Determining used camera values - Nikon

Discussion in 'Nikon' started by randy_jk, May 12, 2004.

  1. I have some older gear that I want to sell - A Nikon FE and 3 lenses in exceptional
    condition and an older F2 and lenses in lesser condition. I even have an old Rolleiflex 3.5.
    I checked out the KEH catalog and was surprised by the high asking prices of used manual
    Nikon gear. But when I notice prices received by private parties, the prices are far lower,
    especially Ebay. Any advice you would have to pricing expectations and setting prices for
    this type of gear would be appreciated. 2 of the FE lenses in particular show high prices in
    KEH, the 28 2.8 and the 105 f2.5. I also have the 33-70 f3.3-4.5.
     
  2. KEH gives you a week or two : you can return the item for a refund or a replacement.



    KEH gives you a 60-day "warranty."




    Plus they pay rent, taxes, salaries.





    On the other hand, a private seller sells the equipment and you become the new owner. Not much else goes on with a Internet deal. You can sometimes get 80 percent of the KEH price but there is no set amount you should expect.




    Good luck!
     
  3. Retail stores in general will charge a higher price for used gear because they will
    provide a satisfaction guarantee and possibly a 90 day warranty. They also have to
    cover the cost of inspection, grading the item and any repair that may be necessary to
    make the item marketable, and finally listing the item. As in used cars... trade in value
    is usually low and selling price is set by market demand. Set your price based on
    researching prices on photo.net, EBay and other websites and based on the true
    condition of the item being sold, and provide pictures if requested.
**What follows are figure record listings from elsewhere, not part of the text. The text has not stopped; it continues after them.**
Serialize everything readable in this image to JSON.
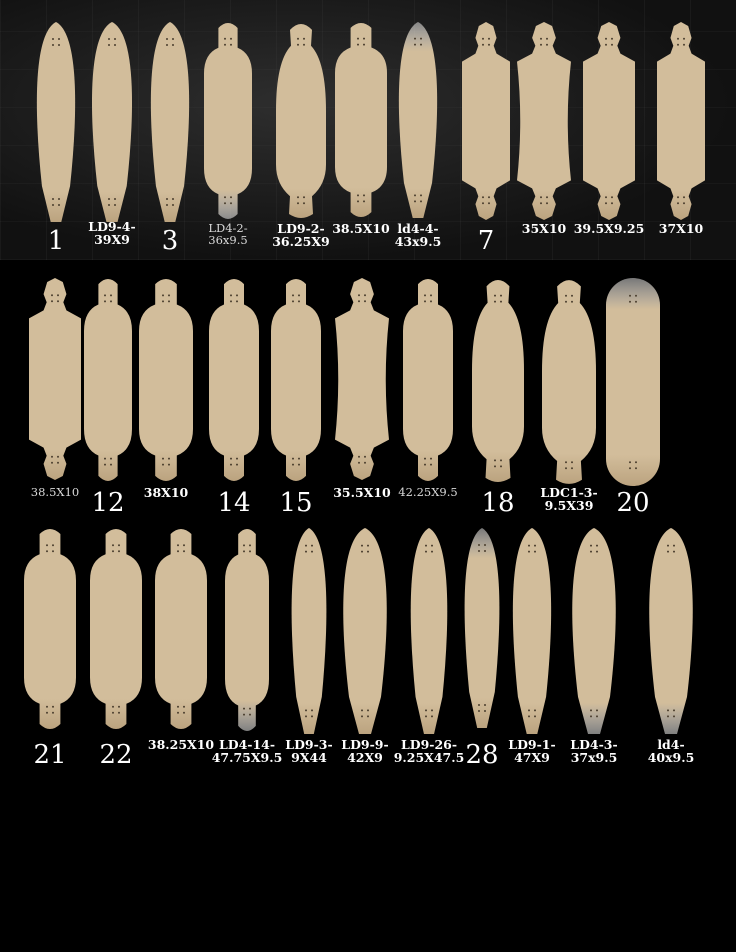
{
  "colors": {
    "deck": "#d2bd9b",
    "deck_shadow": "#bba37f",
    "background": "#000000",
    "label": "#ffffff"
  },
  "decks": [
    {
      "label": "1",
      "shape": "pintail"
    },
    {
      "label": "LD9-4-\n39X9",
      "shape": "pintail"
    },
    {
      "label": "3",
      "shape": "pintail"
    },
    {
      "label": "LD4-2-\n36x9.5",
      "shape": "dropthrough-notched"
    },
    {
      "label": "LD9-2-\n36.25X9",
      "shape": "cruiser-kick"
    },
    {
      "label": "38.5X10",
      "shape": "drop-tall"
    },
    {
      "label": "ld4-4-\n43x9.5",
      "shape": "pintail-faded"
    },
    {
      "label": "7",
      "shape": "drop-arrow"
    },
    {
      "label": "35X10",
      "shape": "drop-arrow-waisted"
    },
    {
      "label": "39.5X9.25",
      "shape": "drop-arrow"
    },
    {
      "label": "37X10",
      "shape": "drop-arrow"
    },
    {
      "label": "38.5X10",
      "shape": "drop-arrow"
    },
    {
      "label": "12",
      "shape": "drop-round"
    },
    {
      "label": "38X10",
      "shape": "drop-round"
    },
    {
      "label": "14",
      "shape": "drop-round"
    },
    {
      "label": "15",
      "shape": "drop-round"
    },
    {
      "label": "35.5X10",
      "shape": "drop-arrow-waisted"
    },
    {
      "label": "42.25X9.5",
      "shape": "drop-round"
    },
    {
      "label": "18",
      "shape": "cruiser-kick"
    },
    {
      "label": "LDC1-3-\n9.5X39",
      "shape": "cruiser-kick"
    },
    {
      "label": "20",
      "shape": "popsicle-faded"
    },
    {
      "label": "21",
      "shape": "drop-round"
    },
    {
      "label": "22",
      "shape": "drop-round"
    },
    {
      "label": "38.25X10",
      "shape": "drop-round"
    },
    {
      "label": "LD4-14-\n47.75X9.5",
      "shape": "dropthrough-faded"
    },
    {
      "label": "LD9-3-\n9X44",
      "shape": "pintail"
    },
    {
      "label": "LD9-9-\n42X9",
      "shape": "pintail"
    },
    {
      "label": "LD9-26-\n9.25X47.5",
      "shape": "pintail"
    },
    {
      "label": "28",
      "shape": "pintail-faded"
    },
    {
      "label": "LD9-1-\n47X9",
      "shape": "pintail"
    },
    {
      "label": "LD4-3-\n37x9.5",
      "shape": "pintail-faded-bottom"
    },
    {
      "label": "ld4-\n40x9.5",
      "shape": "pintail-faded-bottom"
    }
  ]
}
This website has
    allowed me to sell several items at my asking price and the seller has little risk, just
    be sure to request a money order or bank check for payment. One word of caution for
    EBay - there is a mix of great and not so great buyers and sellers, so if you list an
    item that the buyer does not fullfill payment on you're out the listing
    fee.

    happy selling...
     
  4. In addition to the 'warranty', I think the missing link may be the grade expectation. I buy 'bargain' gear from KEH, and I do it often. I have high expectations from it. I assume that any 'minty' ebay item offered for sale (by a stranger) is actually equivalent to KEH's 'bargain'. $95 - 139 for a 28/2.8 seems like a fair price to me. Don't expect to get $225 for it, just because KEH has a few 'like new minus' ones priced like that. Commanding the higher prices is very much about the reputation of the seller.
     
  5. If selling on Ebay, just make sure that you are selling the right day and time. For example if you're seling the same item the same time when many other people do, and only few buyers around, you won't be able to get the price that you expect. make sure the pictures you sent really clear for buyers to see...and if the item is good, do not hesitate to give a short warranty. I disagree that buying on Ebay is like buying from stranger. Some camera stores also have their auctions available there. It is all depend on how you do your selling and shopping.
     
  6. Another factor to consider is time of year. A lot of used camera
    gear, particularly 35mm manual focus gear, is bought by
    highschool and junior college students who have enrolled in a
    photography class. Thus, there is greater demand at the start of
    an academic semester when such classes begin, and lesser
    demand at the end of semesters. Further, prices for manual
    focus film camera equipment seems a little soft now -- rush to
    digital?
     
  7. Manual focus film gear has been declining in price for a while now; I think it's worse than "soft." All the above advice is good. A lot of people put a free add on photonet for a week, and if it doesn't move, they go to the auction site. Go to "advanced search" in the search field, and search "completed items" to see what the market looks like. An awful lot of people are dumping old gear to meet the high entry fee to the digital circus. Supply exceeds demand.